Brazilian Regulators Target Foreign Currency-Backed Stablecoins
Brazil’s Central Bank (BCB) has proposed a regulatory proposal that would ban platforms from allowing Stablecoin Withdraw money to self-service wallet.
The move is part of the country’s broader efforts to regulate its rapidly expanding crypto industry.
Brazil aims to regulate cryptocurrencies with new stablecoin restrictions
The regulatory draft published on November 29 specifically targets “tokens denominated in foreign currencies.” Under the proposal, Brazilian cryptocurrency exchanges will no longer be allowed to transfer these stablecoins to Self-custody wallet.
The proposal “prohibits virtual asset service providers from transferring virtual assets denominated in foreign currencies to self-custodial portfolios” point out.
Furthermore, the proposal aims to harmonize Cryptocurrency handling Existing financial instruments such as foreign direct investment and external credit. Virtual asset service providers must comply with international financial regulations and report customer information to the central bank.
The BCB highlighted the potential benefits of virtual assets, including increasing the efficiency of foreign exchange services and investment options. However, the agency also noted risks to investor protection, cybersecurity and financial stability.
“The adoption of[virtual assets]also raises concerns, including interconnection with traditional models, regarding consumer and investor protection, privacy, cybersecurity, prevention of use for illicit purposes, financial and market integrity, and safeguarding finances. and macroeconomic stability,” the regulator said.
With this in mind, the BCB believes its measures will bring legal clarity to businesses handling international crypto payments and foreign currency-backed digital assets.
This regulatory step follows Brazil’s Cryptocurrency Market Continued rapid growth. Brazil’s cryptocurrency market has grown rapidly over the past year, with the country receiving more than $90 billion in digital assets between July 2023 and June 2024, according to Chainalysis. Stablecoins dominate, accounting for 70% of cryptocurrency trades moving from local exchanges to global exchanges.

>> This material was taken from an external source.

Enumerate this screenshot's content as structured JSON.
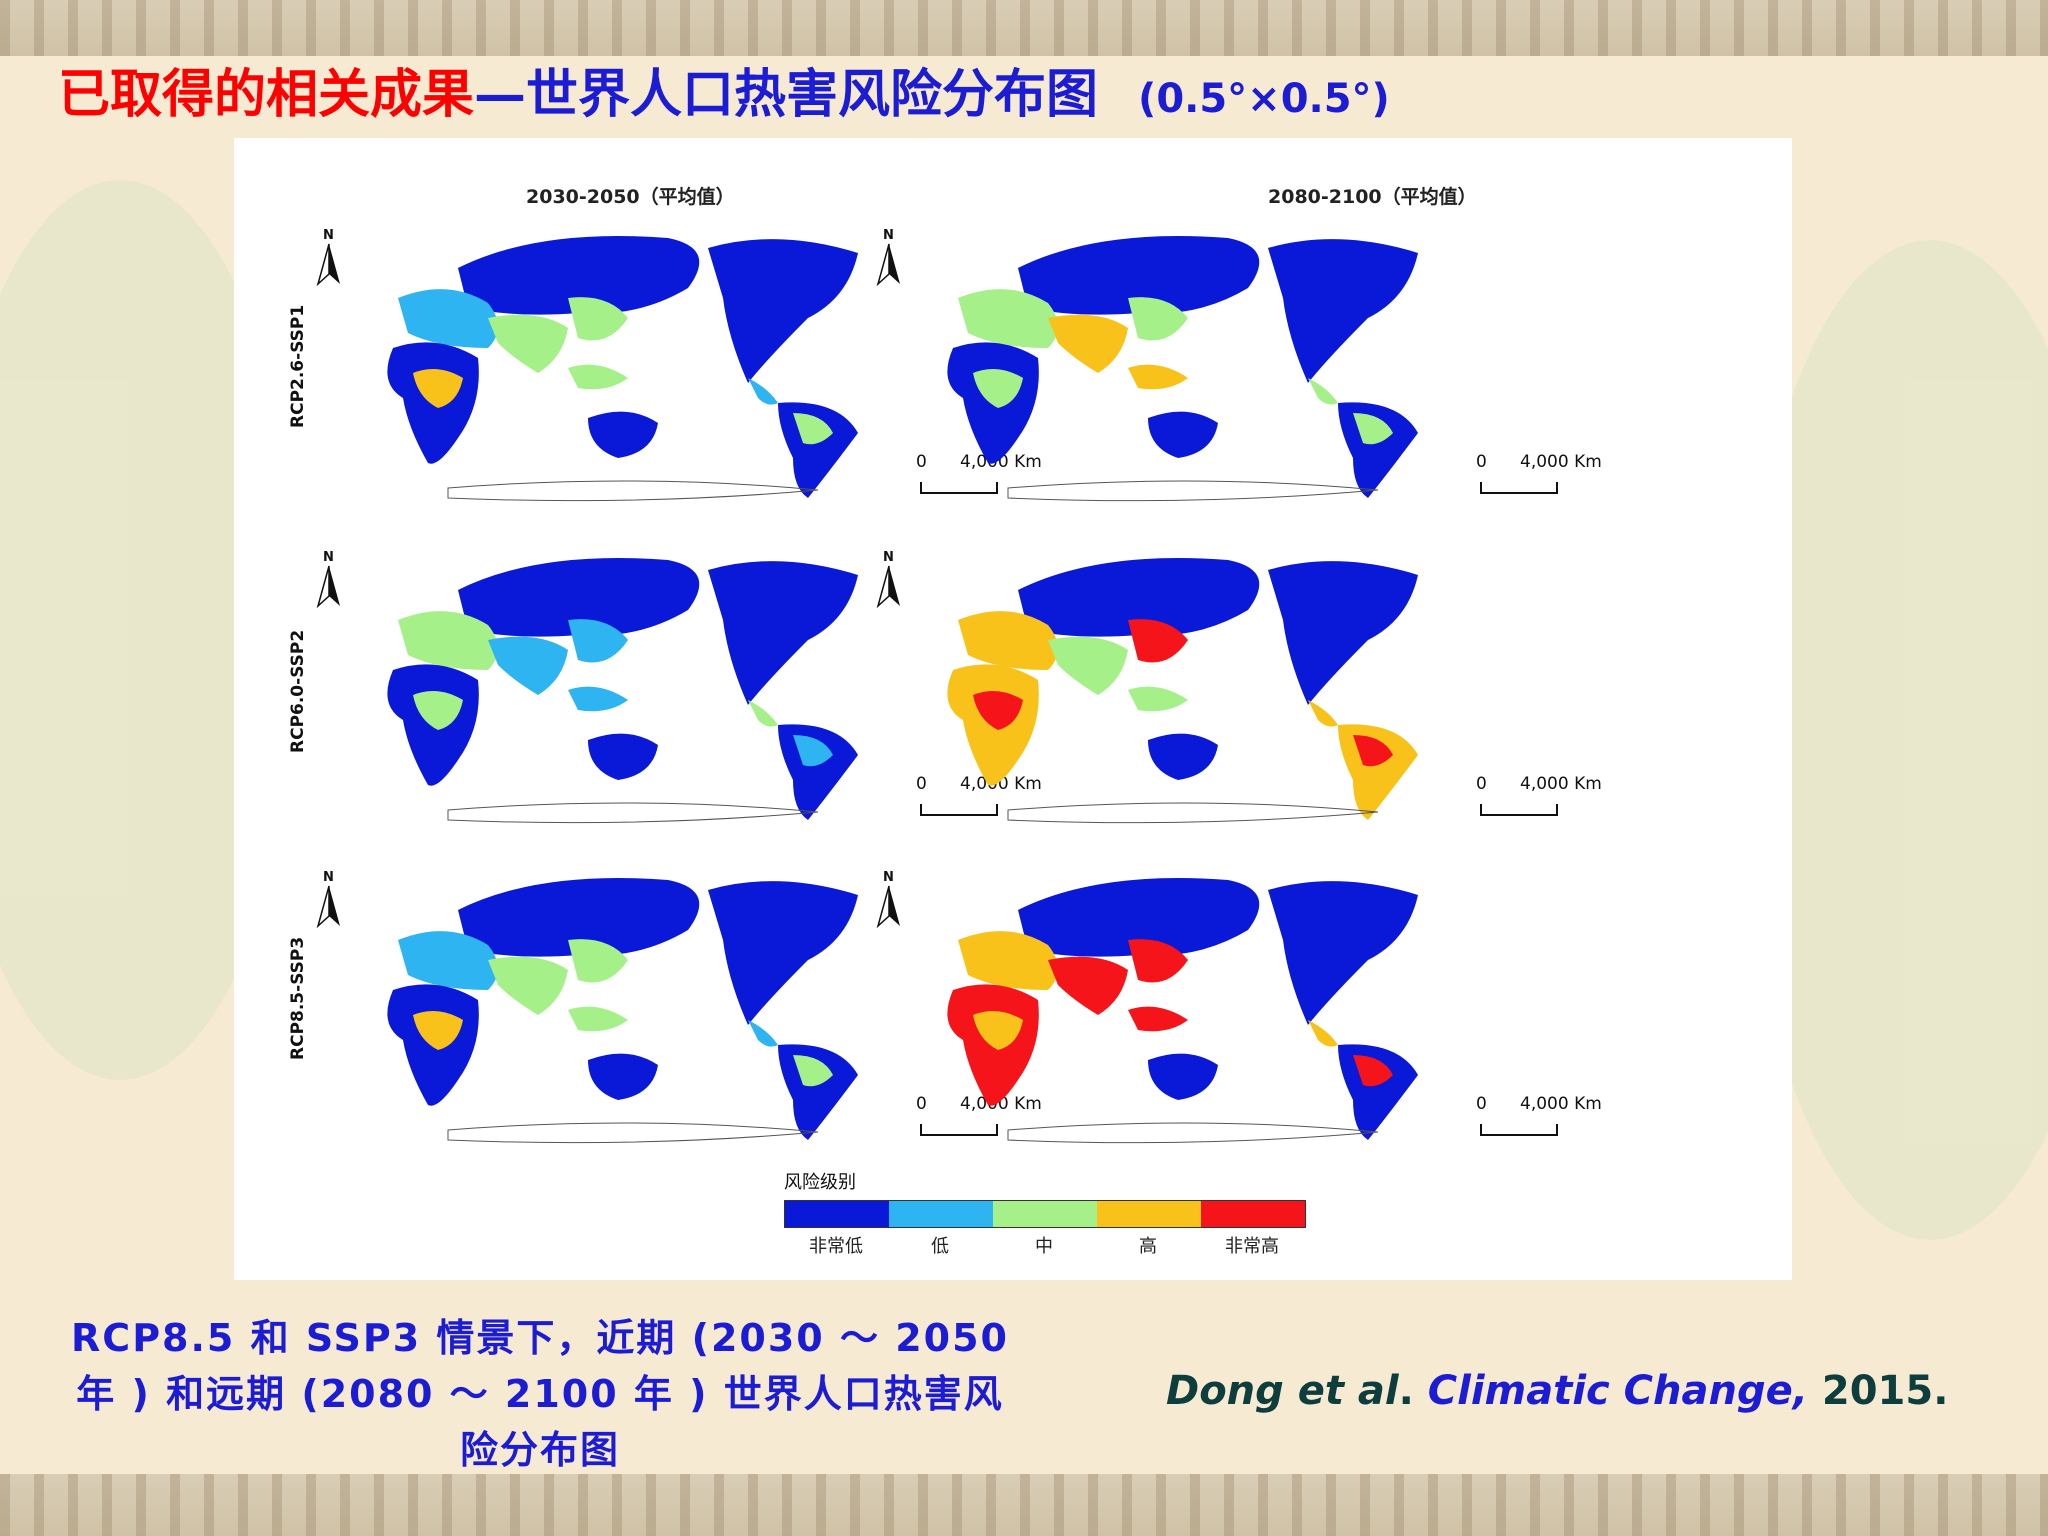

Many fintech companies and exchanges in Brazil offer USD-backed stablecoin As a store of value option, especially for business-to-business cross-border payments. As a result, market analysts warn that moves by Brazilian authorities could hinder the industry’s progress in the global economy. latin american countries.
especially, Stablecoin They have become a cornerstone of the crypto industry, with a market capitalization of a record $190 billion, according to BeInCrypto.
A public consultation period on the proposal runs until February 28, 2025, allowing stakeholders to share feedback. However, the BCB has the final say on whether these comments will affect the final framework.